HOWLAND – To Deputy Sheriff Michael Knights, the dispatcher’s call sounded like something out of a slasher movie: a report of a man standing on a street corner threatening passing motorists with a chain saw.
“You know how in the ‘Texas Chainsaw Massacre’ the guy raised his chain saw up and revved it? That’s what he was doing,” Knights said Wednesday. “Alcohol was involved.”
Knights was describing Lionel Dube Jr., 47, of Argyle, who was charged with disorderly conduct, criminal threatening and violation of bail conditions.
Knights and Maine State Police Trooper Thomas Fiske said they took the chain saw away from Dube at gunpoint. Knights confiscated it after seeing that Dube was threatening motorists – and had done some freelance tree and hedge clipping – at a building opposite the Howland-Enfield Federal Credit Union, 4 Coffin St., at about 11:20 p.m. Tuesday.
Fiske said he was mystified as to why Dube was out there with a chain saw. By then, Knights said, Dube was little threat to anyone. The chain had broken off the saw, which Dube surrendered without incident.
A nearby resident or passing motorist reported the disturbance at about 11 p.m. One resident, Gary Bragdon, said he heard the chain saw, but didn’t report it.
Bragdon couldn’t believe his ears.
“I live almost across the street from the credit union, and I thought I heard a chain saw, and I thought ‘naww, nobody’s going to be out there with a chain saw,'” Bragdon said. “You hear a chain saw at 11:30 at night and you think, no, it can’t be. My mind must be playing tricks on me.”
Bragdon, the credit union’s manager, learned of the incident when he went to work Wednesday morning.
“It’s not a common occurrence for this sleepy little town,” Bragdon said.
Howland has a population of about 1,350 people and is approximately 35 miles north of Bangor along Interstate 95.
According to records from Third District Court in Bangor and in Lincoln, Dube has a fairly lengthy criminal record, largely consisting of minor criminal offenses.
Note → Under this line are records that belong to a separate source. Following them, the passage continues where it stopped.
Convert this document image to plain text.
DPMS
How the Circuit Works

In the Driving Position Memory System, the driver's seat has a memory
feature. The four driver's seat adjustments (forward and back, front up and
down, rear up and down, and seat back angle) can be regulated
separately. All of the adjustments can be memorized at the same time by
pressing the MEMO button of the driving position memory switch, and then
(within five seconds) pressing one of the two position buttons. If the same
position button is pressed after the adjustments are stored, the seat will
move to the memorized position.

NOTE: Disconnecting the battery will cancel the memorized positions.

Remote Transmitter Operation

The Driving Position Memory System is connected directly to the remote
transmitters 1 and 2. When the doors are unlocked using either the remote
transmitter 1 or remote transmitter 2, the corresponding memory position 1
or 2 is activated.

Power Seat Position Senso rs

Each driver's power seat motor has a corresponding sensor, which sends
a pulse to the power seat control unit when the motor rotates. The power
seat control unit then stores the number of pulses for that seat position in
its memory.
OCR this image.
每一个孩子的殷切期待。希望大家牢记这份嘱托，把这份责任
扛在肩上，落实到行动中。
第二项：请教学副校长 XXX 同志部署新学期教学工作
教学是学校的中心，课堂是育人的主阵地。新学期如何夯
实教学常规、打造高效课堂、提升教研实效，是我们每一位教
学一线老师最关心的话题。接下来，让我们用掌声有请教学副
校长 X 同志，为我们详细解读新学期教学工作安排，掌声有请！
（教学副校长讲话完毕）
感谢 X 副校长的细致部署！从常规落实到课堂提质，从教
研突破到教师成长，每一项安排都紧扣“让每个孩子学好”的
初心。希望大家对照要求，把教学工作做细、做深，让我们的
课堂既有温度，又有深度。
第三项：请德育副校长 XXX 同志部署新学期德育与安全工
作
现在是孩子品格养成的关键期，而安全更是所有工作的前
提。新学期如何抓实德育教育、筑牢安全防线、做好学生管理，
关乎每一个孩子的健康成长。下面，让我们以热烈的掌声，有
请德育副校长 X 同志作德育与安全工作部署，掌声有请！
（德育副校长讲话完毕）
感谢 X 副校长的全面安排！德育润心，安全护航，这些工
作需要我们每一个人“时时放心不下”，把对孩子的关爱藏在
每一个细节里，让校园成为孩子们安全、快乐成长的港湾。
In April 2005, Dube was charged with cultivating marijuana after Maine Drug Enforcement Agency agents, state police and game wardens with the Maine Warden Service searched an Enfield apartment and found approximately 45 plants under grow lights.
In 1993, Dube was one of three arrested after state game wardens saw them harvesting marijuana in a wooded area in Lee. In August 2006, Dube paid a $1,000 fine for cultivating marijuana and a $100 fine for failing to appear in court after being bailed, court records show.
He paid a $150 fine for operating a motor vehicle without a license in July 2005, and he paid a $100 fine for operating an unregistered snowmobile in May 2003.
Dube was being held Wednesday at the Penobscot County Jail on $290 bail, a jail official said. He is due in Lincoln District Court Aug. 7.